Hamsters also like to hide, so you should provide them with plenty of substrate. They’ll burrow underneath of it to create a hollow hideaway.
Hamsters live to be two to three years old if you give them the proper care and attention. The lifespan of a hamster can also vary depending on the breed.
How Smart is a Hamster?
Hamsters are intelligent and will respond to their own name if you use it frequently enough.
Hamsters should get a checkup from a veterinarian at least once a year. They can develop many health problems, including illnesses such as pneumonia, eye problems, and dehydration.
Hamsters are banned in Hawaii
Hawaii’s climate and environment is very similar to hamsters’ native habitat. That fact, along with hamsters’ high reproductive rate, means that wild hamsters could quickly form large colonies that would upset agriculture and other species in Hawaii.
Endangered European hamsters
Wild European hamsters were once widespread across the continent, but they’re now endangered. Changing agricultural practices, land development, and pollution have all contributed to these hamsters’ decreasing numbers in Western, Central, and Eastern Europe.

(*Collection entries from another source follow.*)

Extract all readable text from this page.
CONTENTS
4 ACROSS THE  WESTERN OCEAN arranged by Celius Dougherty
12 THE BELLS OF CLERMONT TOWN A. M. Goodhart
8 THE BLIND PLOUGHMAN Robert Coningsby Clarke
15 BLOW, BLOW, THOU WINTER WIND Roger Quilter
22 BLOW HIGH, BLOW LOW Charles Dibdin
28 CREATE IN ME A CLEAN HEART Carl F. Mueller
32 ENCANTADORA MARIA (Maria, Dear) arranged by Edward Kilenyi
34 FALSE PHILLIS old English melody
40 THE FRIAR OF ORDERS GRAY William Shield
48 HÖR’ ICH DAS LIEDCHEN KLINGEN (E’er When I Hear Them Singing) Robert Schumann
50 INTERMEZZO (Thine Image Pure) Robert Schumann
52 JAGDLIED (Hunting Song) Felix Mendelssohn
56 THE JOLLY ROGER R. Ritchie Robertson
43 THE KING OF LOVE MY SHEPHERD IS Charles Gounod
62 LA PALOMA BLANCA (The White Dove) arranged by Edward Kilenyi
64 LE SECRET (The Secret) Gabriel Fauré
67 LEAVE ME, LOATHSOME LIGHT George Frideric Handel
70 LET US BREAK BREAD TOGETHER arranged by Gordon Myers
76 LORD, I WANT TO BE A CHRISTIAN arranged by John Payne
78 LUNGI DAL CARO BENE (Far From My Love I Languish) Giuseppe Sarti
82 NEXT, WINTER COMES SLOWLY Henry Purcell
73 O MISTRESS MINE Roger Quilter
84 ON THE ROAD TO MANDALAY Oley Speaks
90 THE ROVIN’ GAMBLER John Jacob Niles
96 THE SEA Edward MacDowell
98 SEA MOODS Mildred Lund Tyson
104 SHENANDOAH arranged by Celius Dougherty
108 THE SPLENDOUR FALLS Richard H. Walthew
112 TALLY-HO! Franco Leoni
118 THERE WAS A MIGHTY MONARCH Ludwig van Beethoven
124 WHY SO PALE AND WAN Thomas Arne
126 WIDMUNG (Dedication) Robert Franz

Why Are Hamsters Good Pets?
Hamsters make great pets – that’s why so many people adopt them! Although hamsters like to have a big cage that they can keep tidy, they also love leaving their habitat every now and then to play. Some of the best (and safest) hamster toys are tunnel mazes and hamster balls.
Although hamsters love playing and bonding with their owners, they can also be easily startled. Before you approach your hamster, call out their name to let them know you’re coming. Always approach a hamster from the side, too.
Syrian hamsters are solitary creatures. If you put two Syrian hamsters in a cage together, they will start fighting. They get territorial starting at about six to ten weeks of age. Once your hamsters are this old, they should have separate cages.
Who knew there was so much to learn about hamsters? If you’re considering adopting a pet hamster, always get the facts about the animal first, before bringing it home.